Maxwell said the levee is closed throughout the parish.
"Anyone caught on the levee without permission will be arrested because it is a federal offense during an emergency," he said
Maxwell said La. 15 at Deer Park will be closed while the levees are being raised.
Copeland said all organizations are working together to protect the town and its citizens.
"And I want to commend the Corps of Engineers for their assistance," Copeland said. "They have kept in touch with us and they are very confident of their plans."
Copeland said citizens should be prepared to evacuate the same way they would for a tornado or hurricane.
"We are constantly getting updates and will pass them along," he said. "They are still predicting the river will crest at 65. If that changes, we will pass that information along."

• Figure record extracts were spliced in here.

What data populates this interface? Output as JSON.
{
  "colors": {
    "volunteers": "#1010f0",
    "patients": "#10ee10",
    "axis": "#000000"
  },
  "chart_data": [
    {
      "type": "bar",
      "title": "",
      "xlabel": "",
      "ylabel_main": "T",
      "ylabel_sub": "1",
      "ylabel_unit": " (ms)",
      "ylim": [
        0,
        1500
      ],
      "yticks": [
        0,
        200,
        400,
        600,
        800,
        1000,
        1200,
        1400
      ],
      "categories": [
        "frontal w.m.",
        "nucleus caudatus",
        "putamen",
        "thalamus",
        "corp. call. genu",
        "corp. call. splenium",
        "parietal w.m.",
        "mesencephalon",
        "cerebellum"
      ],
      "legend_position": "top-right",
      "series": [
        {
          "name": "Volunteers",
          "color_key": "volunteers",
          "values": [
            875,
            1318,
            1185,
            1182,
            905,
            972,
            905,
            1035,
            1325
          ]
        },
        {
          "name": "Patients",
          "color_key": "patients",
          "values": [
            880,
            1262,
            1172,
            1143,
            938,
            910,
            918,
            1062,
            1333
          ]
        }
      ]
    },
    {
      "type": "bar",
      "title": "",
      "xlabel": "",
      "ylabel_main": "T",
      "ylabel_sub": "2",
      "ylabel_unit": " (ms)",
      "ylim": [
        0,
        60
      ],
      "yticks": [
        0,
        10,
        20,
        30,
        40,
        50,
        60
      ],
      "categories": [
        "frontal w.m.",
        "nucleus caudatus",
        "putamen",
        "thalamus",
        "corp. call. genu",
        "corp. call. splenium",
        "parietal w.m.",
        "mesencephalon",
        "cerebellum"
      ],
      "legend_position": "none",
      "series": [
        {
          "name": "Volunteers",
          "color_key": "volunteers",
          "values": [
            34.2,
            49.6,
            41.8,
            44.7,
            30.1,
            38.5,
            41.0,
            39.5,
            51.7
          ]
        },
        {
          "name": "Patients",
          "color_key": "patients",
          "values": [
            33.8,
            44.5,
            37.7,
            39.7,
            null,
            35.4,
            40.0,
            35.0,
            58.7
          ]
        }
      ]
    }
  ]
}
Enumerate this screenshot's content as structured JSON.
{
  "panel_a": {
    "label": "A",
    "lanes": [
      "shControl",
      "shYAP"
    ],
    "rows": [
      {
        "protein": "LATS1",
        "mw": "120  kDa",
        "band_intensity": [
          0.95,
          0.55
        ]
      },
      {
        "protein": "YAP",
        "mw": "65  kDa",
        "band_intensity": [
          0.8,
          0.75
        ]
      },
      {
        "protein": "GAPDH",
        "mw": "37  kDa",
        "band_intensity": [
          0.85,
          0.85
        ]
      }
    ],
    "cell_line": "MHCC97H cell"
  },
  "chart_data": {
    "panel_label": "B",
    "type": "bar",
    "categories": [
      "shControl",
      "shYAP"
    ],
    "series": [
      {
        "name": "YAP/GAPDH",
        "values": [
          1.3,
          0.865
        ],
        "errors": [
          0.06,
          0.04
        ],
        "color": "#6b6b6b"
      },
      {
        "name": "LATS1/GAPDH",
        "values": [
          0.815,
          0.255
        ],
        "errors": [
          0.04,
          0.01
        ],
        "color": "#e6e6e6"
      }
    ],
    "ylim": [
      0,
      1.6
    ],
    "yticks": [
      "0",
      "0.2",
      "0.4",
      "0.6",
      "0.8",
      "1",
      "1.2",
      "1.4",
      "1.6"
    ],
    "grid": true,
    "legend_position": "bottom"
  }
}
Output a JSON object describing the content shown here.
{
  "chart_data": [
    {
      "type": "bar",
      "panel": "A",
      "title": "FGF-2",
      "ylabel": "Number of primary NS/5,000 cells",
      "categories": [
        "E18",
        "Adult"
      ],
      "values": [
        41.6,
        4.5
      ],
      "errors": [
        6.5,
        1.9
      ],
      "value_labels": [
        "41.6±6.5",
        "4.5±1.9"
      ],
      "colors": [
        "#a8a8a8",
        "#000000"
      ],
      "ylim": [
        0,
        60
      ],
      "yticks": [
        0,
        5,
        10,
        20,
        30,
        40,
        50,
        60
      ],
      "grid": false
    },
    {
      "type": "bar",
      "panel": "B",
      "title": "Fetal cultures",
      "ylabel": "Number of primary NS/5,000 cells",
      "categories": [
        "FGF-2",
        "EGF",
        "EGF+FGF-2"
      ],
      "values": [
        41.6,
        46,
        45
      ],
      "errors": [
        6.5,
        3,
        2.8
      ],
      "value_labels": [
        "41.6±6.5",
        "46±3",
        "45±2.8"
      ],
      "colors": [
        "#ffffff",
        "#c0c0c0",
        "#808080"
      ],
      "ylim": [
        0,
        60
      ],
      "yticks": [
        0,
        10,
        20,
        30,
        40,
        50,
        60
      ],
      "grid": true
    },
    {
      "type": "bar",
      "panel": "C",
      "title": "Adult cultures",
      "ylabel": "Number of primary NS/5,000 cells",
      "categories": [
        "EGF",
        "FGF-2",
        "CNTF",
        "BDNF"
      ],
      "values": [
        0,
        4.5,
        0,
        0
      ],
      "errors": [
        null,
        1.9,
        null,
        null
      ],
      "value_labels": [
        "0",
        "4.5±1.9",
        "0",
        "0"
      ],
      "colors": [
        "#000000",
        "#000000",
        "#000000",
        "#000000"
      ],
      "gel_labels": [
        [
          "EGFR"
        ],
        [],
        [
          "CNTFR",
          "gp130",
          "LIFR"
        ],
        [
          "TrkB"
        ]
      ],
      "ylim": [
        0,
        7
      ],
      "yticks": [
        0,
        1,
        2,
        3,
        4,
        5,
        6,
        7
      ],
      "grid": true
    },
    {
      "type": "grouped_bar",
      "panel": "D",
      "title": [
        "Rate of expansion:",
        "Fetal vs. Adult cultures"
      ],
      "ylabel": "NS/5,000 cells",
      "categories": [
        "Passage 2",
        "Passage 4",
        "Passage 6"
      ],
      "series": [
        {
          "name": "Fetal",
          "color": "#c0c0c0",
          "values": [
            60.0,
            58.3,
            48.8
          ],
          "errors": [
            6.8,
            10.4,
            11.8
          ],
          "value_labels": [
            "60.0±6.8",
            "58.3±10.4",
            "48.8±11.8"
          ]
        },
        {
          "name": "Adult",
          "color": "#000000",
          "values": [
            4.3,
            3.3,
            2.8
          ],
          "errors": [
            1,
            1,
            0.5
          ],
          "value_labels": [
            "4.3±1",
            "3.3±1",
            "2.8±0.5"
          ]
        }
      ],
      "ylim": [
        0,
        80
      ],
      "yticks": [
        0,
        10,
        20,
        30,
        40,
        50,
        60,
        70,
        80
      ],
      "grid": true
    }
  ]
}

City and parish leaders promised to provide accurate and up-to-date information to the public through the local media, Facebook, government websites and the Code Red weather alert system in plenty of time if an evacuation is needed.
Alderwoman Mo Saunders said she has received numerous calls on whether residents should move their belongings out of their house.
"If it will make you feel better and sleep better at night, then do it," she said. "We don't think it's going to be a problem, but you only have to move it back."
One resident asked if volunteers were needed for sandbag duty.
"No, I have 1,300 more than willing to do that," Maxwell said, referring to inmates on Hwy. 15.
Maxwell and Copeland said evacuation routes will be published soon, but leaders agreed heading to Natchez and Adams County is the best move.
Adams County Supervisor Darrell Grennell confirmed that the City of Natchez and Adams County leaders have offered any assistance needed.
The rising river has forced the cancellation of the MDA Lock-UP scheduled for today (Wednesday). The first Live Well in the Miss-Lou River Bridge Run 5K Run/Walk across the Mississippi River Bridge was scheduled to be held Saturday, May 14, but that has been postponed.
The Miss-Lou Area LSU Alumni & Friends Meeting scheduled for the conference and convention center on May 12 has been postponed until June.